Cellebrite DI Ltd. (NASDAQ: CLBT) reported fourth‑quarter 2025 revenue of $128.8 million, an 18% year‑over‑year increase, and full‑year revenue of $475.7 million, up 19% from $401.2 million in 2024. Net income rose to $21.3 million and adjusted EBITDA reached $38.3 million, giving an adjusted EBITDA margin of 29.8%. Adjusted earnings per share were $0.14, matching or slightly exceeding analyst expectations of $0.11–$0.14, a beat that reflects disciplined cost management and a favorable mix of high‑margin subscription revenue.
The company’s annual recurring revenue (ARR) grew 21% to $480.8 million, driven by the continued expansion of its cloud‑native Digital Investigation Platform and the migration of a growing share of its installed base to the Inseyets offering. The Corellium acquisition, completed in December 2025, added $16.1 million in ARR and is expected to enhance the platform’s AI capabilities, further supporting the strong ARR momentum.

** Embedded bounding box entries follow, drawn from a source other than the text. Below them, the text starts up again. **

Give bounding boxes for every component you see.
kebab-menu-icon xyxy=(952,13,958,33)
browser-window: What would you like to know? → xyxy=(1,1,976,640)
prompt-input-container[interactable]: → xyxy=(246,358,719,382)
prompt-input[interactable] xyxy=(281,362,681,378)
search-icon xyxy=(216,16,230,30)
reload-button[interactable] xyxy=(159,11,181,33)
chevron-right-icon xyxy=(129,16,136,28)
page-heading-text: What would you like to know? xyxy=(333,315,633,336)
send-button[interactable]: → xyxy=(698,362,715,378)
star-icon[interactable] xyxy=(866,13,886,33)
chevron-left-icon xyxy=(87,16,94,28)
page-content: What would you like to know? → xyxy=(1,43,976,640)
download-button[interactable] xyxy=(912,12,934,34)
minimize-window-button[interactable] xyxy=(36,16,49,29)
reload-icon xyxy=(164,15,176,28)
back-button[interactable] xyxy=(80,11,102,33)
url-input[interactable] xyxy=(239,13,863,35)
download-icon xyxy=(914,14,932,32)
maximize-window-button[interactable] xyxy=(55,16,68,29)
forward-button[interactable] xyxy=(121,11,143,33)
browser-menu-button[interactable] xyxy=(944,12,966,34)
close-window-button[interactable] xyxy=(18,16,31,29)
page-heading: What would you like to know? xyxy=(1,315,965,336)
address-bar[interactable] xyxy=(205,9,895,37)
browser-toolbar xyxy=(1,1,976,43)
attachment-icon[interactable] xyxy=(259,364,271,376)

Adjusted EBITDA margin expansion to 29.8% in Q4 2025, up from 26.4% in Q4 2024, was driven by higher pricing power in the subscription business and improved operational leverage as revenue scales. The margin increase offsets modest cost inflation and the company’s investment in platform development, indicating a balanced approach to growth and profitability.
Management guided for Q1 2026 revenue of $127 million to $129 million and adjusted EBITDA of $26 million to $28 million, while full‑year 2026 revenue guidance of $565 million to $571 million and adjusted EBITDA of $149 million to $155 million signals confidence in continued ARR acceleration and margin stability. The guidance represents an upward revision from prior estimates and reflects expectations of sustained demand for cloud‑based forensic solutions.
Thomas E. Hogan, CEO, noted that the company “closed 2025 with a solid fourth quarter that capped a year of meaningful strategic progress.” He also highlighted a “challenging U.S. Federal spending environment” as a headwind, while emphasizing the company’s strong adoption of Inseyets and the strategic value of the Corellium acquisition as tailwinds. The company’s free cash flow of $160 million for FY 2025, up from $124 million in 2024, underscores effective spend discipline.
Investors responded with a mixed reaction, reflecting confidence in the company’s growth trajectory and margin expansion while also weighing the headwinds in federal spending and the broader market environment.